This bittercress plant is getting ready to send its seed everywhere. Pull these plants before they procreate or you'll be destined to battle the weed for years. Photos by Doug Oster
I enjoy putting the weed bittercress into salads and pick it all winter. It's till edible when the white flowers appear, but then becomes very bitter as it goes to seed, hence the name.
This is what bittercress looks like as it flowers. After the white blooms are finished the plant is filled with seeds.Once the seeds mature they will spring from the plant when disturbed, landing a foot or two away and covering the garden.

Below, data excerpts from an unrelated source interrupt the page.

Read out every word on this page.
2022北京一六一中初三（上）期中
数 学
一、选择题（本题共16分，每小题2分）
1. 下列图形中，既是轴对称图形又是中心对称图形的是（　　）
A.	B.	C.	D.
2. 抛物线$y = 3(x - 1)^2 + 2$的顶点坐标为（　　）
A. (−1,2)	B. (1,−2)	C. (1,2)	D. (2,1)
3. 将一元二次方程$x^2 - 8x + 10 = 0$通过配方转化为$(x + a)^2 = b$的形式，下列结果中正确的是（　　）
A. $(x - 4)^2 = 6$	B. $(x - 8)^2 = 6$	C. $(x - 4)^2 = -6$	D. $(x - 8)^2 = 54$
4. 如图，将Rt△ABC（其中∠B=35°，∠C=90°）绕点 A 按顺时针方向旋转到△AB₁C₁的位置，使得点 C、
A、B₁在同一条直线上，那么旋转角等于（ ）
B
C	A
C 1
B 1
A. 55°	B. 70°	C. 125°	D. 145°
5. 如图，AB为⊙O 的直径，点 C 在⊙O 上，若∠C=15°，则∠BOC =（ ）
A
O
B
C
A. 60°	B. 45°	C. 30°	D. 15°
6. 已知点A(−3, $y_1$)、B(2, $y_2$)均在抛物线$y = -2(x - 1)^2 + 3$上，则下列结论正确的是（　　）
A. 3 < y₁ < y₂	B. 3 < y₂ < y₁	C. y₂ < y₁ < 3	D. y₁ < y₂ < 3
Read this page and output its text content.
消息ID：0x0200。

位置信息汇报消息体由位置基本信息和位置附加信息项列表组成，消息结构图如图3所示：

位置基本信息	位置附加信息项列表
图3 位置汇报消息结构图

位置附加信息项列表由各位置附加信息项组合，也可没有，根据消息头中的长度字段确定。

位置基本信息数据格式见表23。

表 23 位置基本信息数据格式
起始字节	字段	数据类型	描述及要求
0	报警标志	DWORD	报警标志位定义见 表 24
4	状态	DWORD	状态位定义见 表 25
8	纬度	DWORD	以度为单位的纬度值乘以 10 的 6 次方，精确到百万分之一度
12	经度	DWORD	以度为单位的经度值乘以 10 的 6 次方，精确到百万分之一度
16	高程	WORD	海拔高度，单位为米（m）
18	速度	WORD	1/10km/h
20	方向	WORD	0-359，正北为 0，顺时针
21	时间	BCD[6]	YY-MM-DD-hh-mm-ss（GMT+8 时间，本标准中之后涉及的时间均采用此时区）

There's an old saying about weeds and their seeds. Letting them go to seed ensures seven more years of the weed.
In my garden I know I'll aways have bittercress, but this time of the year I'm pulling it out. I don't want to be overrun with the annual plants.
Bittercress forms a carpet across the garden and is pretty easy to pull out. It forms rootlets all along the ground, but they are shallow.
My chickens love it when I throw a pile of bittercress into the run.
Don't put the plants into the compost pile if they have gone to seed. I have a separate pile for weeds which I never harvest. Weed seeds in the compost could mean you'd add the weed back into the garden with every application.
It's a good rule of thumb to get any weed before it goes to seed.
"But a weed is simply a plant that wants to grow where people want something else. In blaming nature, people mistake the culprit. Weeds are people's idea, not nature's."
A close look at bittercress flowers reveal their beauty.